We can learn from one another, but first, we must have a level of understanding about one another in order to work together effectively.
Effort Bhebhe, Financial Director of ADRA SA co-ordinated the program which brought laughter and joy underlining a deep appreciation for the different cultures in the Southern Africa Indian Ocean Division territory. He said: “Cultural diversity is important because our different countries, our church, our workplaces and our schools include persons of various ethnic groups and interests. Cultural diversity training also helps people to dispel negative stereotypes about one another.”
While listening to unique cultural songs and demonstrations of local customs, attendees of the Conference were enlightened with a sincere appreciation of each country’s uniqueness. “He who is closely connected with Christ is lifted above the prejudice of colour or caste. His faith takes hold of eternal realities” Testimonies, Vol.9, p. 209.
“In our worship of God, there will be no distinction between rich and poor, white and black. All prejudice will be melted away. When we approach God, it will be as one brotherhood. We are pilgrims and strangers, bound for a better country, even a heavenly” Review and Herald, Oct. 24, 1899. It is true that sometimes the gospel affirms and empowers cultures, sometimes it criticizes and challenges cultures, sometimes it shapes and changes cultures. The gospel is both embodied in cultures and at the same time transcends them.
Pastor Paul Ratsara, SID President, said that such a program is essential as we explore biblical foundations for our faith and proclamation.
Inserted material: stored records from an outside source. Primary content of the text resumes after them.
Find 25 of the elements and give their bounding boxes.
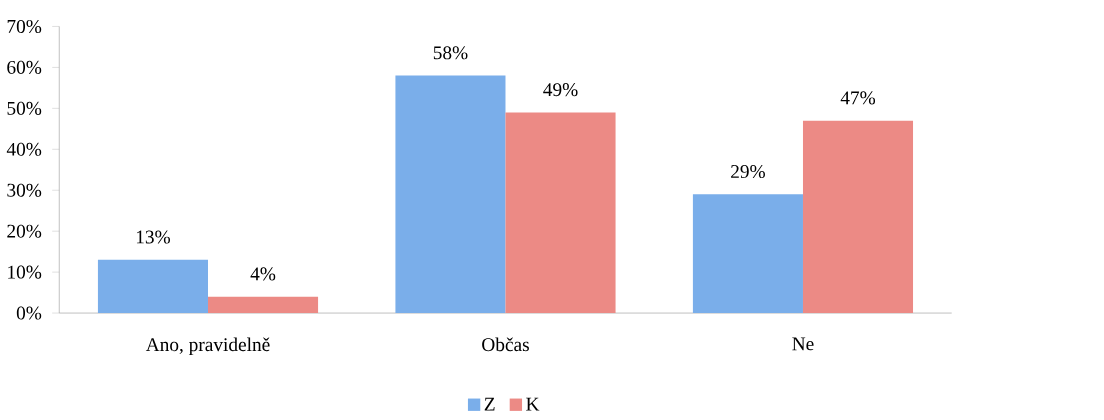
x-tick-label: Ano, pravidelně [145,337,270,355]
data-label: 58% [433,46,468,60]
y-tick-label: 60% [7,60,42,74]
y-tick-label: 30% [7,183,42,197]
y-tick-label: 70% [7,19,42,33]
y-tick-label: 20% [7,224,42,238]
bar [97,259,208,313]
bar [208,296,319,313]
data-label: 29% [731,164,765,178]
y-tick-label: 50% [7,101,42,115]
y-tick-label: 40% [6,142,42,156]
data-label: 49% [543,82,578,97]
data-label: 47% [840,91,876,105]
bar [395,75,506,313]
data-label: 13% [136,230,171,244]
y-tick-label: 0% [16,306,42,320]
legend-label: Z [484,397,495,411]
bar [802,120,914,313]
bar [692,194,803,313]
bar [505,112,616,313]
data-label: 4% [250,267,276,281]
legend-label: K [526,397,540,411]
y-tick-label: 10% [8,265,42,279]
x-tick-label: Ne [792,337,814,351]
x-tick-label: Občas [482,337,529,351]
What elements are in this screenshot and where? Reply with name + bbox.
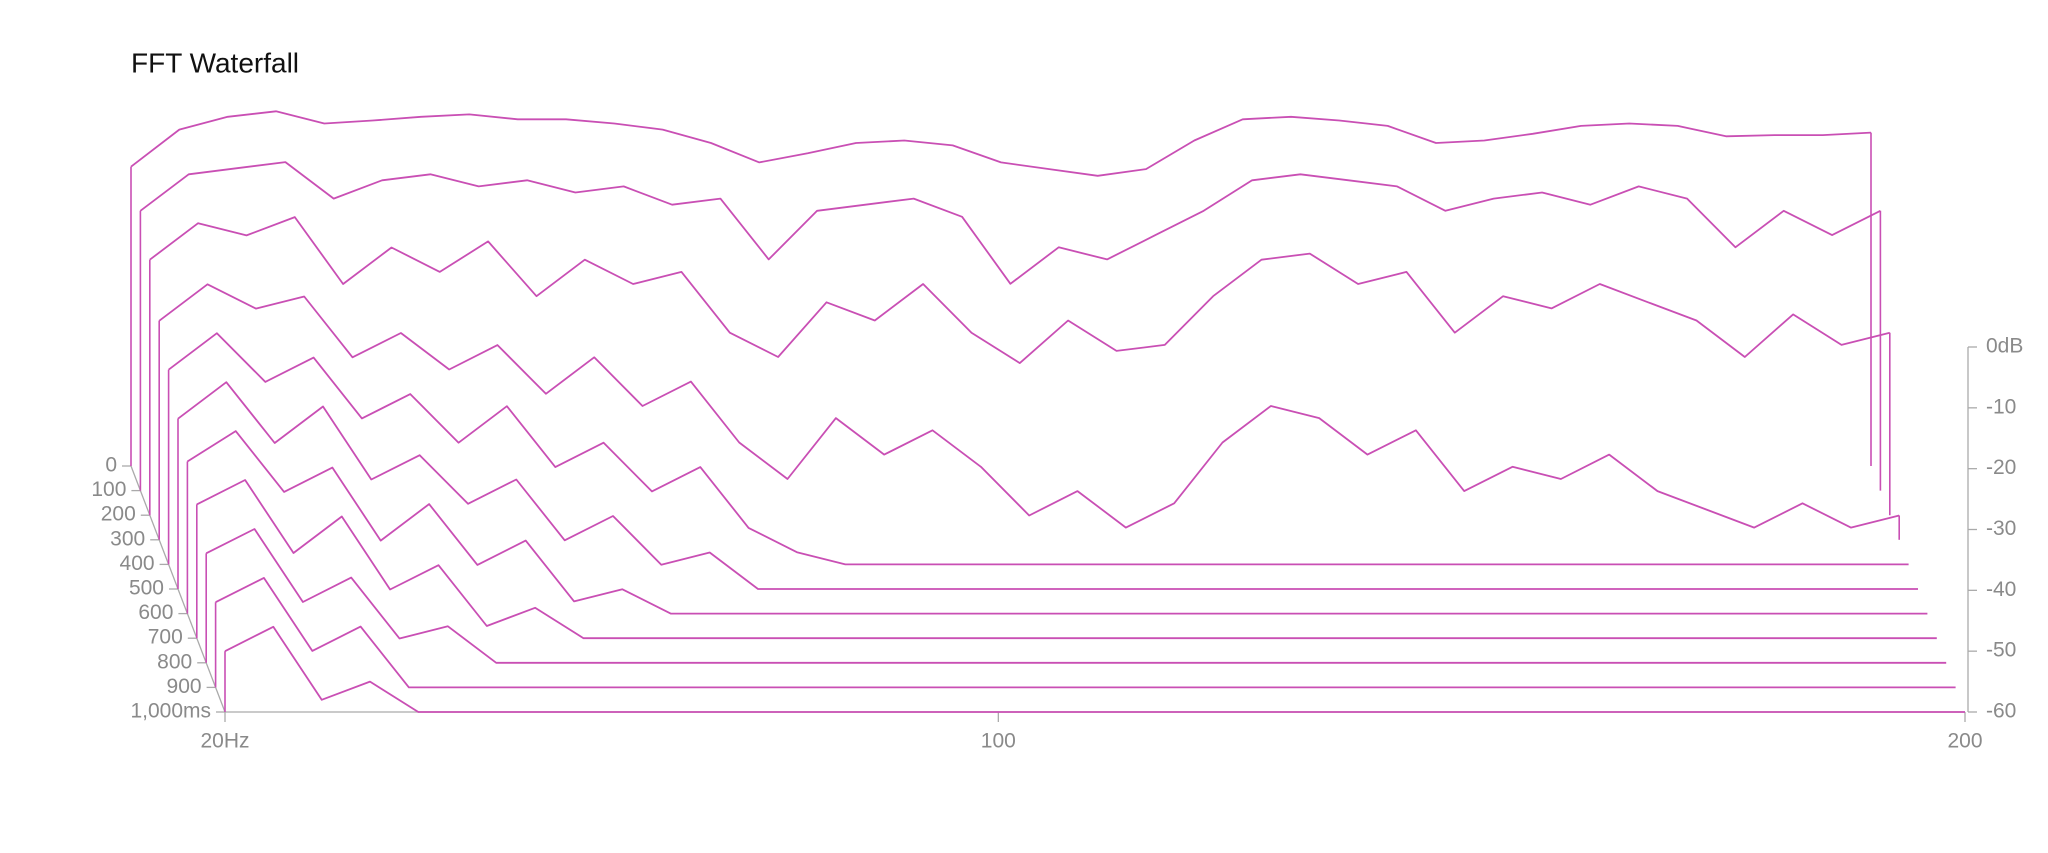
spectrum-slice [186,430,1928,615]
spectrum-slice [196,479,1937,640]
spectrum-slice [177,381,1918,590]
spectrum-slice [224,625,1965,713]
z-tick-label: 0 [105,454,117,477]
x-tick-label: 20Hz [200,730,249,753]
z-tick-label: 400 [120,552,155,575]
z-tick-label: 800 [157,650,192,673]
z-tick-label: 300 [110,527,145,550]
z-tick-label: 600 [138,601,173,624]
z-tick-label: 500 [129,577,164,600]
y-tick-label: -60 [1986,700,2016,723]
y-tick-label: -50 [1986,639,2016,662]
y-tick-label: -30 [1986,517,2016,540]
spectrum-slice [149,216,1891,365]
spectrum-slice [205,528,1947,664]
z-tick-label: 900 [167,675,202,698]
spectrum-slice [158,283,1900,529]
y-tick-label: -10 [1986,395,2016,418]
z-tick-label: 100 [91,478,126,501]
x-tick-label: 100 [981,730,1016,753]
spectrum-slice [215,577,1956,689]
y-tick-label: -20 [1986,456,2016,479]
y-tick-label: -40 [1986,578,2016,601]
y-tick-label: 0dB [1986,335,2023,358]
spectrum-slice [130,110,1872,177]
spectrum-slice [168,332,1909,566]
x-tick-label: 200 [1947,730,1982,753]
z-tick-label: 1,000ms [130,700,211,723]
chart-title: FFT Waterfall [131,47,299,78]
z-tick-label: 200 [101,503,136,526]
spectrum-slice [139,161,1881,285]
z-tick-label: 700 [148,626,183,649]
He further said: “there is an urgent need today for creative Christian thinkers who will be utterly loyal to the essentials of the biblical gospel, but who will express it in fresh ways appropriate to every culture … In order to communicate with us, the Eternal Word became flesh. He entered our world and lived our life. We, too, if we are to reach others who are alienated from God and from the gospel, will have to enter their cultural worlds, in particular, their thought worlds. Only so can we hope to share the good news with them in terms, which they can grasp.”
Noel Sibanda, with his team from SID Media, captured the vibrant evening and when probed about his excitement about appreciation of different cultures, he said: “the progress of the Word is from God to special messengers, from them to us and from us to the world. At each stage, there is a cultural factor. God’s own Word was spoken in specific cultural contexts. We who read it are the children of our own cultures. And as we seek to share it with others in their cultures, we must struggle to do so in categories which neither impose ours nor despise theirs. In this way we shall be imitators of God, seeking to do what he has done. We shall be speaking to people in terms of their own situation, in order that they may understand, believe and obey. This is what is meant by the “contextualization” of the gospel.”
“Besides having fun and laughter, the goal of the program was to highlight unity in diversity which is only possible when lives are touched by Jesus Christ and when we walk in the principles outlined in His word,” said Bhebhe.
Biblical Foundations may be counter-cultural, yes! But Christ transcends every culture.